Айлин с Порохом и Лунгом не успели уйти далеко.
— Любовь моя! Вернись! — позвал Ван.
Айлин порядком устала и не скрывала раздражения, но решила вернуться. Открывшееся зрелище производило впечатление. Толстые металлические прутья в центре решётки были отогнуты в стороны, и в образовавшуюся дыру Ван, вставший на одно колено, протягивал огромный, невероятной красоты букет из белых роз. В это время уже выбравшийся наружу мурр прошёлся на передних лапах перед камерой туда-сюда, поворачивая голову в сторону Айлин, — выражение морды у него при этом было совершенно зверское. Было ясно, что он изображает уличного акробата исключительно по просьбе своего дорогого хозяина.
Айлин подавила рвущийся из груди смех, подошла к решётке и приняла неприлично роскошный букет.
— Мастер долгов… — Но помимо воли она растаяла, и это ни от кого не укрылось.
— Да он из вас верёвки вьёт, — сказал изумлённый Лунг, которому долги Вана ощутимо оттягивали руку.
— Иди давай! — крикнул ему довольный Ван и послал уходящей Айлин два быстрых воздушных поцелуя.

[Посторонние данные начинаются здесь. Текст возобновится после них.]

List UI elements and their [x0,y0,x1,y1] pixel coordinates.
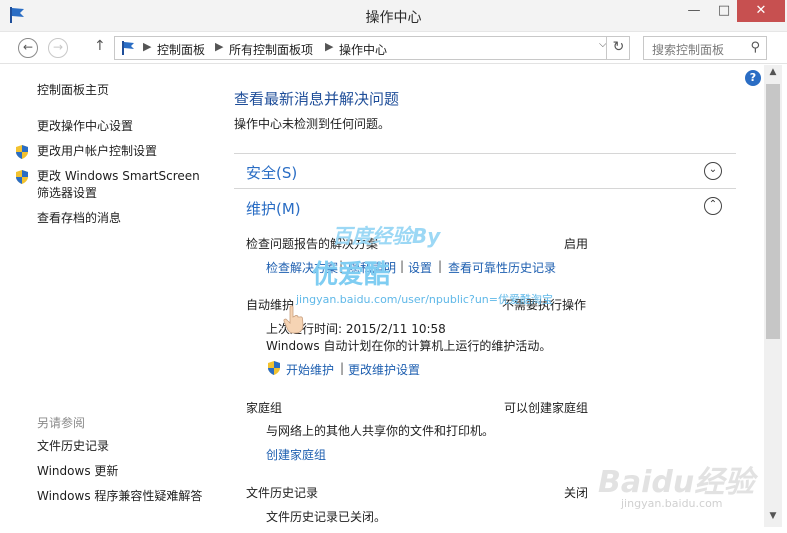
page-subtitle: 操作中心未检测到任何问题。 [234,117,391,131]
file-history-status: 关闭 [564,486,589,500]
breadcrumb-all-items[interactable]: 所有控制面板项 [229,41,313,58]
baidu-watermark-logo: Baidu经验 [598,465,755,500]
breadcrumb-action-center[interactable]: 操作中心 [339,41,387,58]
uac-shield-icon [268,361,280,375]
breadcrumb-separator-icon[interactable]: ▶ [215,40,223,53]
homegroup-label: 家庭组 [246,401,283,415]
close-button[interactable]: ✕ [737,0,785,22]
page-title: 查看最新消息并解决问题 [234,90,400,108]
refresh-button[interactable]: ↻ [606,36,630,60]
reliability-history-link[interactable]: 查看可靠性历史记录 [448,259,556,276]
file-history-desc: 文件历史记录已关闭。 [266,510,387,524]
action-center-flag-icon [122,41,134,55]
sidebar-item-archived-messages[interactable]: 查看存档的消息 [37,210,121,227]
see-also-heading: 另请参阅 [37,416,86,430]
vertical-scrollbar[interactable]: ▲ ▼ [764,65,782,527]
section-divider [234,188,736,189]
title-bar: 操作中心 — □ ✕ [0,0,787,32]
see-also-windows-update[interactable]: Windows 更新 [37,463,118,480]
address-bar[interactable]: ▶ 控制面板 ▶ 所有控制面板项 ▶ 操作中心 ⌵ [114,36,630,60]
see-also-compatibility[interactable]: Windows 程序兼容性疑难解答 [37,488,202,505]
sidebar-item-change-settings[interactable]: 更改操作中心设置 [37,118,133,135]
section-divider [234,153,736,154]
up-button[interactable]: ↑ [94,38,106,54]
link-separator: | [438,259,443,273]
homegroup-status: 可以创建家庭组 [504,401,589,415]
problem-reports-status: 启用 [564,237,589,251]
settings-link[interactable]: 设置 [408,259,432,276]
chevron-up-icon[interactable]: ⌃ [704,197,722,215]
sidebar-item-uac[interactable]: 更改用户帐户控制设置 [37,143,157,160]
breadcrumb-control-panel[interactable]: 控制面板 [157,41,205,58]
breadcrumb-separator-icon[interactable]: ▶ [325,40,333,53]
watermark-overlay-name: 优爱酷 [312,260,391,290]
breadcrumb-separator-icon[interactable]: ▶ [143,40,151,53]
section-security-title[interactable]: 安全(S) [246,162,297,183]
watermark-overlay-url: jingyan.baidu.com/user/npublic?un=优爱酷淘宝 [296,293,553,306]
sidebar-item-home[interactable]: 控制面板主页 [37,82,109,99]
watermark-overlay-title: 百度经验By [332,224,441,248]
window-title: 操作中心 [365,10,422,26]
search-placeholder: 搜索控制面板 [652,43,725,57]
sidebar-item-smartscreen[interactable]: 更改 Windows SmartScreen [37,168,200,185]
maximize-button[interactable]: □ [709,0,739,22]
scroll-thumb[interactable] [766,84,780,339]
scroll-down-icon[interactable]: ▼ [764,511,782,525]
navigation-bar: ← → ↑ ▶ 控制面板 ▶ 所有控制面板项 ▶ 操作中心 ⌵ ↻ 搜索控制面板… [0,32,787,64]
sidebar-item-smartscreen-line2[interactable]: 筛选器设置 [37,185,97,202]
search-input[interactable]: 搜索控制面板 ⚲ [643,36,767,60]
create-homegroup-link[interactable]: 创建家庭组 [266,446,326,463]
forward-button[interactable]: → [48,38,68,58]
back-button[interactable]: ← [18,38,38,58]
homegroup-desc: 与网络上的其他人共享你的文件和打印机。 [266,424,495,438]
auto-maintenance-desc: Windows 自动计划在你的计算机上运行的维护活动。 [266,339,552,353]
scroll-up-icon[interactable]: ▲ [764,67,782,81]
section-maintenance-title[interactable]: 维护(M) [246,198,301,219]
start-maintenance-link[interactable]: 开始维护 [286,361,334,378]
see-also-file-history[interactable]: 文件历史记录 [37,438,109,455]
link-separator: | [400,259,405,273]
search-icon[interactable]: ⚲ [750,40,760,55]
minimize-button[interactable]: — [679,0,709,22]
chevron-down-icon[interactable]: ⌄ [704,162,722,180]
sidebar: 控制面板主页 更改操作中心设置 更改用户帐户控制设置 更改 Windows Sm… [0,65,222,533]
uac-shield-icon [16,170,28,184]
change-maintenance-settings-link[interactable]: 更改维护设置 [348,361,420,378]
baidu-watermark-url: jingyan.baidu.com [621,497,723,510]
hand-cursor-icon [283,305,304,334]
uac-shield-icon [16,145,28,159]
file-history-label: 文件历史记录 [246,486,319,500]
link-separator: | [340,361,345,375]
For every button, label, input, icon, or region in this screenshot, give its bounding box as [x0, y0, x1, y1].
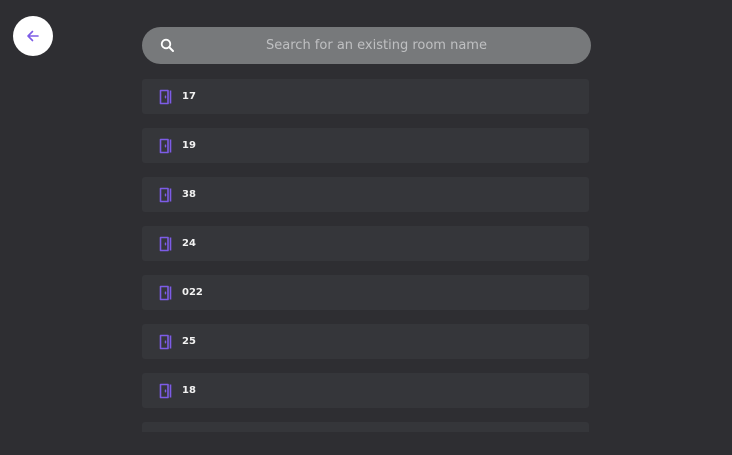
room-list-item[interactable]: 17 — [142, 79, 589, 114]
search-bar[interactable] — [142, 27, 591, 64]
door-icon — [159, 285, 172, 300]
search-icon — [160, 38, 174, 52]
room-list: 17 19 38 24 022 25 18 — [142, 79, 589, 432]
room-list-item[interactable]: 022 — [142, 275, 589, 310]
room-list-item[interactable]: 38 — [142, 177, 589, 212]
door-icon — [159, 236, 172, 251]
room-list-item[interactable]: 25 — [142, 324, 589, 359]
door-icon — [159, 138, 172, 153]
room-list-item[interactable]: 19 — [142, 128, 589, 163]
door-icon — [159, 89, 172, 104]
arrow-left-icon — [27, 30, 39, 42]
room-list-item[interactable]: 18 — [142, 373, 589, 408]
room-list-item-partial — [142, 422, 589, 432]
room-list-item[interactable]: 24 — [142, 226, 589, 261]
room-name: 38 — [182, 188, 196, 200]
door-icon — [159, 383, 172, 398]
room-name: 24 — [182, 237, 196, 249]
room-name: 18 — [182, 384, 196, 396]
back-button[interactable] — [13, 16, 53, 56]
room-name: 19 — [182, 139, 196, 151]
door-icon — [159, 334, 172, 349]
room-name: 25 — [182, 335, 196, 347]
search-input[interactable] — [142, 27, 591, 64]
room-name: 022 — [182, 286, 203, 298]
door-icon — [159, 187, 172, 202]
room-name: 17 — [182, 90, 196, 102]
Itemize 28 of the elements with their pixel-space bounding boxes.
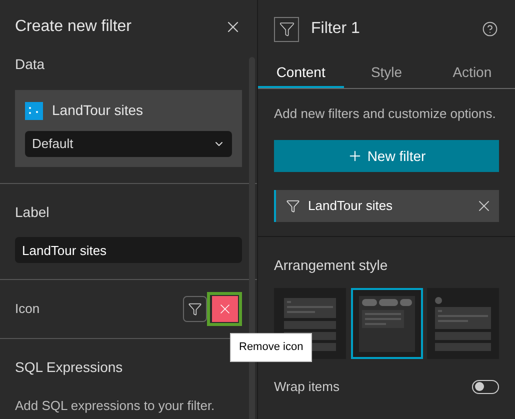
new-filter-button[interactable]: New filter (274, 140, 499, 172)
filter-icon (274, 16, 299, 42)
icon-label: Icon (15, 300, 40, 318)
filter-item[interactable]: LandTour sites (274, 190, 499, 222)
filter-icon (286, 199, 300, 213)
dots-icon (25, 102, 43, 120)
section-heading: Label (15, 203, 50, 222)
section-description: Add SQL expressions to your filter. (15, 397, 216, 415)
filter-label: LandTour sites (308, 197, 393, 216)
data-source-name: LandTour sites (52, 101, 144, 120)
panel-title: Create new filter (15, 17, 132, 37)
wrap-items-toggle[interactable] (472, 380, 499, 394)
tab[interactable]: Content (258, 58, 344, 88)
view-dropdown[interactable]: Default (25, 131, 232, 157)
remove-icon-button[interactable] (207, 292, 242, 326)
tooltip: Remove icon (230, 333, 312, 362)
tab[interactable]: Style (344, 58, 430, 88)
filter-icon-button[interactable] (183, 296, 207, 322)
section-heading: Arrangement style (274, 256, 389, 275)
section-heading: Data (15, 55, 46, 74)
panel-description: Add new filters and customize options. (274, 105, 497, 123)
help-icon[interactable] (482, 21, 498, 37)
tab[interactable]: Action (429, 58, 515, 88)
section-heading: SQL Expressions (15, 358, 124, 377)
label-input[interactable]: LandTour sites (15, 237, 242, 263)
widget-title: Filter 1 (311, 19, 360, 39)
filter-icon (188, 302, 202, 316)
wrap-items-label: Wrap items (274, 378, 340, 396)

…Домой ехали молча, но на повороте к Спящей Лунга вызвали по деревяшке. Переговорив, он сказал, поглядывая на Длит и Айлин в зеркало заднего вида:
— У нас… даже не знаю, как сказать… гость? Привезли господина Рица… Он очень болен… — Увидев, что у Айлин побелело лицо, Лунг виновато уточнил: — Простите… Джио Рица! Джио!
Эпилог
Эпилог
Он надеялся, что умер в больничном боксе, где его не лечили, а мучили, и что боль, которую невозможно терпеть, не вернётся. Но в спасительную тьму вдруг вторглись проблески сознания и снова появилось ощущение, будто с него содрали кожу. Голова и руки не пострадали. В груди, у сердца, болело сильнее всего. Джио не мог говорить, не мог плакать. Запах гниющей плоти сводил с ума.
Боль немного отступила благодаря стараниям незнакомых людей. Днём и ночью они хлопотали над ним, заботливо кормили с ложечки, меняли повязки и грязные простыни. Перед глазами мелькали только тени, потом Джио обрёл способность различать цвета и контуры предметов и понял, что место, где он очнулся, ему смутно знакомо.
Он лежал на широкой кушетке в комнате без дверей, с высоким потолком, украшенным лепниной. На стенах, затянутых дорогой тканью с узорами, висели портреты людей в старинной одежде — дамы в пышных платьях, с вплетёнными в причёски цветами и драгоценностями, мужчины в камзолах и бархатных беретах со страусиными перьями.
В то утро, утро его окончательного прозрения, косой солнечный луч пробился сквозь портьеру и заскользил по большому портрету на стене напротив. На Джио смотрел, как живой, злобный старикашка в чёрном одеянии; его впалую грудь украшал золотой меч на цепи с крупными звеньями, с рубинами на рукояти. От тяжёлого взгляда старика Джио было не по себе.